Оглядевшись по сторонам, к превеликому сожалению осознаю, что отправить кого-то еще к мужчине не получится. Я осталась одна. Орхан требует меня.

Он здесь на особом положении. Я не имею права ему отказать. Напряженно подхожу к его столу.

Что он предпримет теперь? Вновь прольет кофе или скинет с тарелки стейк? В таком случае я буду вынуждена пасть к ногам Орхана, чтобы все убрать.

Байрамов ведет себя расслабленно, откинувшись на удобную спинку.

— Что-то стряслось? — я стараюсь держаться официально, улыбаюсь даже, но неискренне.

— Садись, — он неожиданно указывает на второе кресло.

Удивившись, приподнимаю брови и невольно задираю голову к потолку, где висят камеры наблюдения.

— Не могу…

— Почему? — ему очень интересно.

— Я на работе. Нам нельзя сидеть с гостями.

— От твоих слов так и повеяло крепостным правом. Еще скажи, вас в теплые уборные не пускают.

Он пытается иронизировать, но сам не догадывается, что считывает суть отношения к нам нашего директора — летом младший персонал посещает только уличные туалеты, те, что с дырками в земле. Сейчас они заметены сугробами на задворках комплекса.

— Я серьезно, Орхан.

В этот момент у меня за спиной раздается стеклянный звон.

Обернувшись, вижу, что женщина из третьего домика в порыве безудержного танца уронила бокал. Он разбился о твердое покрытие пола, а острые осколки разлетелись в стороны.

Дернувшись, спешу убрать, однако Байрамов, быстро среагировав, обхватывает мое запястье и задерживает.
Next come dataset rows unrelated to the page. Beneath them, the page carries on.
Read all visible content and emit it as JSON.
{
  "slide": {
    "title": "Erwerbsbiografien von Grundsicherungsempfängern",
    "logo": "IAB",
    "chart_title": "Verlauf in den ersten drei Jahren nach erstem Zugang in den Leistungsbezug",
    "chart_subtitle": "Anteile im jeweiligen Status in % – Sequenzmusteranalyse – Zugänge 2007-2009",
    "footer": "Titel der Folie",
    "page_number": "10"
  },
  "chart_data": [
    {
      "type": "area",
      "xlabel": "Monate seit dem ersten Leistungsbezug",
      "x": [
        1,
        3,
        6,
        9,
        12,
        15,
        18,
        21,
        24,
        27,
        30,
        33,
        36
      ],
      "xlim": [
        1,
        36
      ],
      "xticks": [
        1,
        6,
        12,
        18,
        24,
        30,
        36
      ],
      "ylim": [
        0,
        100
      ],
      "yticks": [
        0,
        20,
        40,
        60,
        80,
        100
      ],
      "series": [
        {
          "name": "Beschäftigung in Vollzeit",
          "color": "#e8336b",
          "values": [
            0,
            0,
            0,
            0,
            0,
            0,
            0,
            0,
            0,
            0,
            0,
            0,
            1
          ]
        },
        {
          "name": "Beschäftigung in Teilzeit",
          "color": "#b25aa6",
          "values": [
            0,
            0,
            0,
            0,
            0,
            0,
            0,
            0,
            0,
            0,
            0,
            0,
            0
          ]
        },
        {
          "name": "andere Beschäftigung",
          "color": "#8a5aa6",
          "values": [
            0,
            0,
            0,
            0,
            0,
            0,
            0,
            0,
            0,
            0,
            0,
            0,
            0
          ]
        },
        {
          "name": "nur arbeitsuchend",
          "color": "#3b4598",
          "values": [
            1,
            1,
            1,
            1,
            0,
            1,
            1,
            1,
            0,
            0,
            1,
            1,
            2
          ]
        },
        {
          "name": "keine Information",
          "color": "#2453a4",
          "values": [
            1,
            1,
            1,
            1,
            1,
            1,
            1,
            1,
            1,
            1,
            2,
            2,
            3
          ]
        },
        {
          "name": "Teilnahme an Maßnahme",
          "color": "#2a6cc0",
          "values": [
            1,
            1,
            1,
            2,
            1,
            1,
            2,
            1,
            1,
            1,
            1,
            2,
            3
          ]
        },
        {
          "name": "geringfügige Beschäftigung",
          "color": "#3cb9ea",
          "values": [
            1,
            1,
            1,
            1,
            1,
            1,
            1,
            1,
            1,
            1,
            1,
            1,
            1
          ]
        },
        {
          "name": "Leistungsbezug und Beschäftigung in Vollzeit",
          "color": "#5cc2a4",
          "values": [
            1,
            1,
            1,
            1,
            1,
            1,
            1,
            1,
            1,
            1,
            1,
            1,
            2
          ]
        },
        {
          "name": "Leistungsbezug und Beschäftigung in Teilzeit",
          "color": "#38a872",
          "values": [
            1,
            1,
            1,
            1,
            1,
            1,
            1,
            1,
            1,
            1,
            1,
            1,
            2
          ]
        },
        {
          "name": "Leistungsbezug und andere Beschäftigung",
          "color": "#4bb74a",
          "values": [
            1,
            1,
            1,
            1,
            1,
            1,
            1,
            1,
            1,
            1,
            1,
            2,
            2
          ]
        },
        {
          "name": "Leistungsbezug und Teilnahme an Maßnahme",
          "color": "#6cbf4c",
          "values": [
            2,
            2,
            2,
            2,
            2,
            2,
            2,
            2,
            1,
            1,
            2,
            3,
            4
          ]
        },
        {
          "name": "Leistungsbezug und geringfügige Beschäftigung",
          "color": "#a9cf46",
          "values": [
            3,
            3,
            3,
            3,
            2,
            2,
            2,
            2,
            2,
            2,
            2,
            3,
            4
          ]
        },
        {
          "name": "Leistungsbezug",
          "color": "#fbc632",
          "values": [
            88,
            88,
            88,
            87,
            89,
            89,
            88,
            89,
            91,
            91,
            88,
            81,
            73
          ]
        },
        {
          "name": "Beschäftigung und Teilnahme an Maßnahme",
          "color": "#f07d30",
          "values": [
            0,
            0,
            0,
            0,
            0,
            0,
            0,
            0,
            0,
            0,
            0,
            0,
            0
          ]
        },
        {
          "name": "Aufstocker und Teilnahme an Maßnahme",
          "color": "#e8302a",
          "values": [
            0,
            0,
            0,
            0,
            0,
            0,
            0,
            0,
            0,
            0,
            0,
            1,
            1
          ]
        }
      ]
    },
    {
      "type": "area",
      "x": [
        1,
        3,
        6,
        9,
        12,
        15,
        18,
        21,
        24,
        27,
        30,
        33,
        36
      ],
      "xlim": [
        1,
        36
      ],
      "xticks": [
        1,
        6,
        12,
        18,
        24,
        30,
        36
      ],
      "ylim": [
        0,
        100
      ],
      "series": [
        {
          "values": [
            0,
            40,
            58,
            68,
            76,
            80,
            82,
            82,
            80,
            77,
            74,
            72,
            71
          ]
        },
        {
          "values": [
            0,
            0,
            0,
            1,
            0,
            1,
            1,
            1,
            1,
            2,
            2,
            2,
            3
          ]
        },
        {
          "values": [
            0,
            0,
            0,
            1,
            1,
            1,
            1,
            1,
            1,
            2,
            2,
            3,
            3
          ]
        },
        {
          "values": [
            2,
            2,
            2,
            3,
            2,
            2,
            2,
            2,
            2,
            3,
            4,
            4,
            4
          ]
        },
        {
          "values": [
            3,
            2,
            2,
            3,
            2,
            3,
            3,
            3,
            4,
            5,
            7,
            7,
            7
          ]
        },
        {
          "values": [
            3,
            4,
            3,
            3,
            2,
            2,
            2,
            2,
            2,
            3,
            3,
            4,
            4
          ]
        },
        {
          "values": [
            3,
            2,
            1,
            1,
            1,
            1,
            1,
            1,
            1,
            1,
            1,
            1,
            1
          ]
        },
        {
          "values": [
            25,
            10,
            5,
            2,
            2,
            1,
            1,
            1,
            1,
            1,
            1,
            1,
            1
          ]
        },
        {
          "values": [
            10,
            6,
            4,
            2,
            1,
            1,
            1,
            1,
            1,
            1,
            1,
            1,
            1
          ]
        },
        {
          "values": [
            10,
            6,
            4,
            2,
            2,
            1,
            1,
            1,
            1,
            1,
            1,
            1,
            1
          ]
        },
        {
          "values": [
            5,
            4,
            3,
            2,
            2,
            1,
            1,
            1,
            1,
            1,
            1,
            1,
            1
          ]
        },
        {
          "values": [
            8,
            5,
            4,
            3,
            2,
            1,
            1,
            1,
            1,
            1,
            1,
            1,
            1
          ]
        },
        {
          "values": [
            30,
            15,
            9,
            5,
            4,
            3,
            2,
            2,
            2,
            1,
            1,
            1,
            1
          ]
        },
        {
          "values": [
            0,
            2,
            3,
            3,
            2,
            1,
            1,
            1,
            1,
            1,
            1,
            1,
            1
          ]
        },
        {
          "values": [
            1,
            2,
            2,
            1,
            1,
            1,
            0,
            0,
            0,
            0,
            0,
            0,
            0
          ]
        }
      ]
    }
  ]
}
— Косорукая дама подождет, — настаивает он. — Сядь.

— Ради тебя может и весь мир подождать, а мне за это надают по шапке.

Выразительно взглянув потемневшими глазами, Орхан усиливает захват и вынуждает меня приземлиться рядом.

— Нам нужно поговорить, Усольцева, — процедив, мрачнеет. — То есть Толгатова.

Когда Орхан поцеловал меня, я ответила ему пощечиной, но теперь его слова жжением отпечатываются на моем лице.

Отпустив мою руку, Байрамов кончиками пальцев подталкивает мне вторую кружку, и я к изумлению обнаруживаю в ней латте с двойной порцией сливок. Мой любимый.

Наверное, Лена подсказала. Хотя откуда официантке знать, что напиток предназначался для меня? Я не заметила в той паре фраз, которыми успели перекинуться Байрамов и Лена, какого-то заговора, в котом бы фигурировали мои вкусовые предпочтения.

В пересушенном рту возникает острое желание глотнуть латте. Не устояв перед манящим ароматом, отхлебываю немножко.

— О чем нам говорить?

Сначала Орхан демонстративно бросает взгляд на наручные часы.

— За полночь, Марика. А теперь посмотри на эти разнузданные рожи вокруг нас.

— Ну-у… то, что ты оскорбляешь людей, для меня не открытие, — навалившись на стол, подпираю ладошками щеки, пытаясь скрыть румянец от Орхана.

Байрамов хмурится.

— Я не хотел, но чудом уговорил себя выйти из дома. И что я увидел? Твоя дочь разгуливает одна в это время. Без присмотра.

— Неправда, — вздрогнув, ощущаю, как жар с лица медленно расползается по всему телу.

Такого быть не может. Малышки резвятся во дворе исключительно в дневное время. Ночью спят во флигеле, потому что с наступлением темноты в комплексе ведутся мероприятия совсем не для детских глаз.

— Я с тобой в правду-неправду играть не собираюсь. Ты не справляешься с родительскими обязанностями — факт. Будет очень неприятно, если эта информация дойдет до надзорных органов, — каждая его фраза, будто пуля, вылетает и ранит меня прямо в сердце. — А ты почему так задрожала, Марика? Испугалась? Невиновному же бояться нечего, тем более за твоими плечами стоит такая знатная родня. Неужели папашка-Артур не подсуетится ради наследниц?